Fans are eating it up and clambering for more. I’ve been updating my spreadsheets every single day just to watch those line graphs climb higher and higher. I’m blown away, honestly, by the response we’ve had. It’s bigger than anything I could have imagined, anything I ever dreamed for myself. My goal had always been to make a living, pay my bills, and be comfortable. But this has me thinking, it has me looking to the stars for what might be possible, what might be next.
And it’s all because of Christian.
We’ve talked a lot over the past couple weeks. Like, so much. About everything. His memories of his parents. My family up in Connecticut who’s been surprisingly okay with my unconventional profession of choice. Christian’s past experience in the industry and how it compares to mine. What I want my future to look like, and what he wants his to look like. I’ve never talked this much with anyone in my life—not family, not friends, not boyfriends. It feels like we’ll never run out of things to talk about.
Which is why I’m on my phone texting with Christian rather than paying attention to the guys at brunch.
“Hellooo???” Rhys wiggles his fingers in front of my face.
I drop my phone into my lap and cover it with a napkin as if they don’t all know it’s there. “Huh? What?”
“Don’t bother.” Noel shakes his head. “He’s in love.”
I scowl at him. “What are you talking about?”
“You and Chris Preacher. You’re in love.”
“I’m not in love.” Guilt wells up inside me the second those words leave my mouth. I don’t know if I’m “in love” with Christian, but I certainly feel something for him—something more than the infatuation I had when I was younger, more than the crush I developed when I first met him.

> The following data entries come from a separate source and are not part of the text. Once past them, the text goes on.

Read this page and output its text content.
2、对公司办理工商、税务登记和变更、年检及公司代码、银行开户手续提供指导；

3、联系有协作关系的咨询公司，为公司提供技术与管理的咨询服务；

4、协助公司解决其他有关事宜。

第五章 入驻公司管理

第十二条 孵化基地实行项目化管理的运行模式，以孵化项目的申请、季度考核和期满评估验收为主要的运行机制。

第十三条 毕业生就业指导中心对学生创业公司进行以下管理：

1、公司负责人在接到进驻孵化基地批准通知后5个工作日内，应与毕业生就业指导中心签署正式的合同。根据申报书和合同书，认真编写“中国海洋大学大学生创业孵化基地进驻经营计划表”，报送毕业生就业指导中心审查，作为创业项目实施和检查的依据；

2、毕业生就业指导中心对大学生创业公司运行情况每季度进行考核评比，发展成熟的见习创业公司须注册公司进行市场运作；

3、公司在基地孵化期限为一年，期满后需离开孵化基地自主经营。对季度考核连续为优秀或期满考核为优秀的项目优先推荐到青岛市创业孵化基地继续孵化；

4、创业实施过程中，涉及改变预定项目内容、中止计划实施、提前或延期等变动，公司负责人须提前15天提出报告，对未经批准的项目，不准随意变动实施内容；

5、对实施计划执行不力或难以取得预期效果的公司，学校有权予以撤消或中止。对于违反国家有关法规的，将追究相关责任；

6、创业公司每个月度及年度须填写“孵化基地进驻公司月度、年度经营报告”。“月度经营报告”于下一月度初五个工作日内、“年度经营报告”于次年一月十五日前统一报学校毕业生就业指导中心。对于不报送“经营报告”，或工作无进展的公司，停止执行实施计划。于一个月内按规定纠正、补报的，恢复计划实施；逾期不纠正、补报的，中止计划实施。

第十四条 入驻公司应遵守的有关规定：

We get along well. We have explosive chemistry. I can’t go more than a few hours without checking in with him. Is this love? Or is this a comfortable pattern we’ve fallen into for the sake of public appearances?

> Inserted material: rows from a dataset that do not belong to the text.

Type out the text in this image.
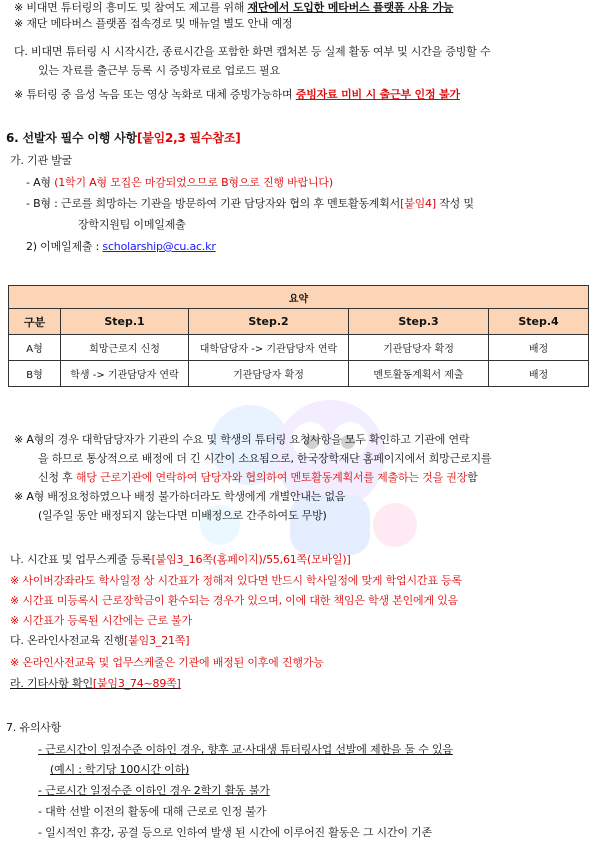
※ 비대면 튜터링의 흥미도 및 참여도 제고를 위해 재단에서 도입한 메타버스 플랫폼 사용 가능
※ 재단 메타버스 플랫폼 접속경로 및 매뉴얼 별도 안내 예정
다. 비대면 튜터링 시 시작시간, 종료시간을 포함한 화면 캡처본 등 실제 활동 여부 및 시간을 증빙할 수
있는 자료를 출근부 등록 시 증빙자료로 업로드 필요
※ 튜터링 중 음성 녹음 또는 영상 녹화로 대체 증빙가능하며 증빙자료 미비 시 출근부 인정 불가
6. 선발자 필수 이행 사항[붙임2,3 필수참조]
가. 기관 발굴
- A형 (1학기 A형 모집은 마감되었으므로 B형으로 진행 바랍니다)
- B형 : 근로를 희망하는 기관을 방문하여 기관 담당자와 협의 후 멘토활동계획서[붙임4] 작성 및
장학지원팀 이메일제출
2) 이메일제출 : scholarship@cu.ac.kr
요약				
구분	Step.1	Step.2	Step.3	Step.4
A형	희망근로지 신청	대학담당자 -> 기관담당자 연락	기관담당자 확정	배정
B형	학생 -> 기관담당자 연락	기관담당자 확정	멘토활동계획서 제출	배정
※ A형의 경우 대학담당자가 기관의 수요 및 학생의 튜터링 요청사항을 모두 확인하고 기관에 연락
을 하므로 통상적으로 배정에 더 긴 시간이 소요됨으로, 한국장학재단 홈페이지에서 희망근로지를
신청 후 해당 근로기관에 연락하여 담당자와 협의하여 멘토활동계획서를 제출하는 것을 권장함
※ A형 배정요청하였으나 배정 불가하더라도 학생에게 개별안내는 없음
(일주일 동안 배정되지 않는다면 미배정으로 간주하여도 무방)
나. 시간표 및 업무스케줄 등록[붙임3_16쪽(홈페이지)/55,61쪽(모바일)]
※ 사이버강좌라도 학사일정 상 시간표가 정해져 있다면 반드시 학사일정에 맞게 학업시간표 등록
※ 시간표 미등록시 근로장학금이 환수되는 경우가 있으며, 이에 대한 책임은 학생 본인에게 있음
※ 시간표가 등록된 시간에는 근로 불가
다. 온라인사전교육 진행[붙임3_21쪽]
※ 온라인사전교육 및 업무스케줄은 기관에 배정된 이후에 진행가능
라. 기타사항 확인[붙임3_74~89쪽]
7. 유의사항
- 근로시간이 일정수준 이하인 경우, 향후 교·사대생 튜터링사업 선발에 제한을 둘 수 있음
(예시 : 학기당 100시간 이하)
- 근로시간 일정수준 이하인 경우 2학기 활동 불가
- 대학 선발 이전의 활동에 대해 근로로 인정 불가
- 일시적인 휴강, 공결 등으로 인하여 발생 된 시간에 이루어진 활동은 그 시간이 기존
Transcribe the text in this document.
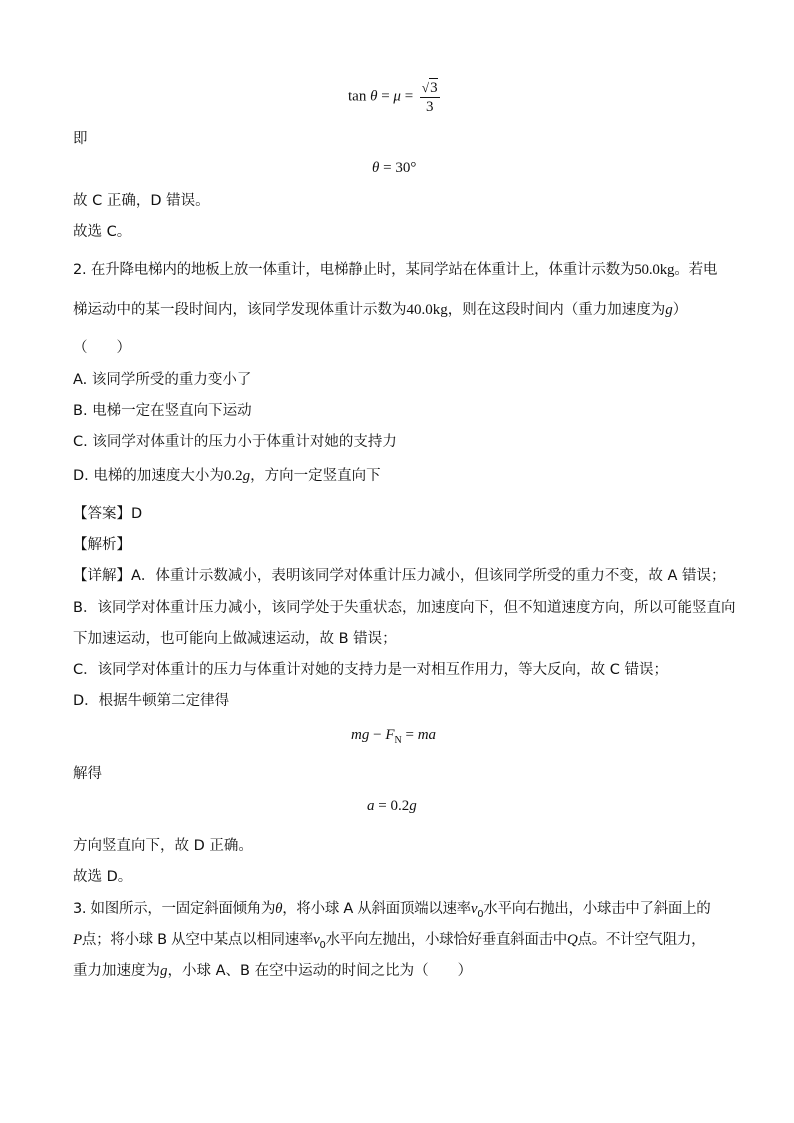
$\tan \theta = \mu = \frac{√3}{3}$
即
θ = 30°
故 C 正确，D 错误。
故选 C。
2. 在升降电梯内的地板上放一体重计，电梯静止时，某同学站在体重计上，体重计示数为50.0kg。若电
梯运动中的某一段时间内，该同学发现体重计示数为40.0kg，则在这段时间内（重力加速度为g）
（　　）
A. 该同学所受的重力变小了
B. 电梯一定在竖直向下运动
C. 该同学对体重计的压力小于体重计对她的支持力
D. 电梯的加速度大小为0.2g，方向一定竖直向下
【答案】D
【解析】
【详解】A．体重计示数减小，表明该同学对体重计压力减小，但该同学所受的重力不变，故 A 错误；
B．该同学对体重计压力减小，该同学处于失重状态，加速度向下，但不知道速度方向，所以可能竖直向
下加速运动，也可能向上做减速运动，故 B 错误；
C．该同学对体重计的压力与体重计对她的支持力是一对相互作用力，等大反向，故 C 错误；
D．根据牛顿第二定律得
mg − $F_N$ = ma
解得
a = 0.2g
方向竖直向下，故 D 正确。
故选 D。
3. 如图所示，一固定斜面倾角为θ，将小球 A 从斜面顶端以速率$v_0$水平向右抛出，小球击中了斜面上的
P点；将小球 B 从空中某点以相同速率$v_0$水平向左抛出，小球恰好垂直斜面击中Q点。不计空气阻力，
重力加速度为g，小球 A、B 在空中运动的时间之比为（　　）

“Are you sure?” Noel cocks an eyebrow at me.
It’s on the tip of my tongue to protest again, except I’m not sure. How much of this relationship we’ve created is an act we’re performing for the fans and how much of it is reality?
“Wow, you’ve got it really bad,” Noel smirks at me.
“Shut up,” I throw back at him.
“Are you going to do another collab?” Hayden’s question brings me up short and an unwelcome churning starts in my stomach.
I’m the type of person who likes to stay two or three steps ahead. My calendar usually gets booked up weeks and months in advance. Right now, though, I don’t have any new collabs—with anyone—on my schedule. I feel like I’m at a turning point in my career and my options are to go back to what I was doing before or… something else I haven’t quite been able to define. All those solo videos, all the collabs with the guys I’ve worked with in the past, they feel like they’re behind me and I don’t want to go backward. Except I don’t know what the alternative is. More Christian, I suppose. But how?
“I don’t know,” I admit, spinning my mimosa glass in circles by its stem. “We haven’t talked about it.”
“Why not?” Rhys asks. “You two are hot right now. You should take advantage of that.”
Rhys is right. If I’d shot the video with anyone else, I wouldn’t have hesitated to propose a follow-up. But Christian isn’t like anyone else I’ve worked with. Christian is special, and our whole situation has become a lot more complicated than I anticipated. “Our agreement was only for one video. I don’t know if he’d be willing to do another.”
“You should ask him,” Hayden says.
“Yeah…” I don’t want to though. I don’t want to put too much pressure on him and end up pushing him away. I want to keep seeing him, keep being friends with him—or whatever the heck we’ve become to one another. I don’t want to put this delicate new relationship in jeopardy by asking for more.
“He’s in love.” Noel gives me a poke in the arm that I swat away. “And we all know you shouldn’t mix business with pleasure.”
I flinch because that’s what it boils down to, isn’t it? More videos and more money or these feelings I have for Christian that look suspiciously like love. Wanting both feels a little selfish, and everyone knows that it rarely works out.
Rhys looks at Noel, then back at me. “Wait, you’re serious? You and Chris Preacher are dating?”
“No, we’re not dating.” There’s too much vehemence in my voice for anyone to believe me. “And I didn’t say we weren’t going to do another video, just that it hasn’t come up yet.”
“I thought all that hanging out was for social media promo,” Hayden says.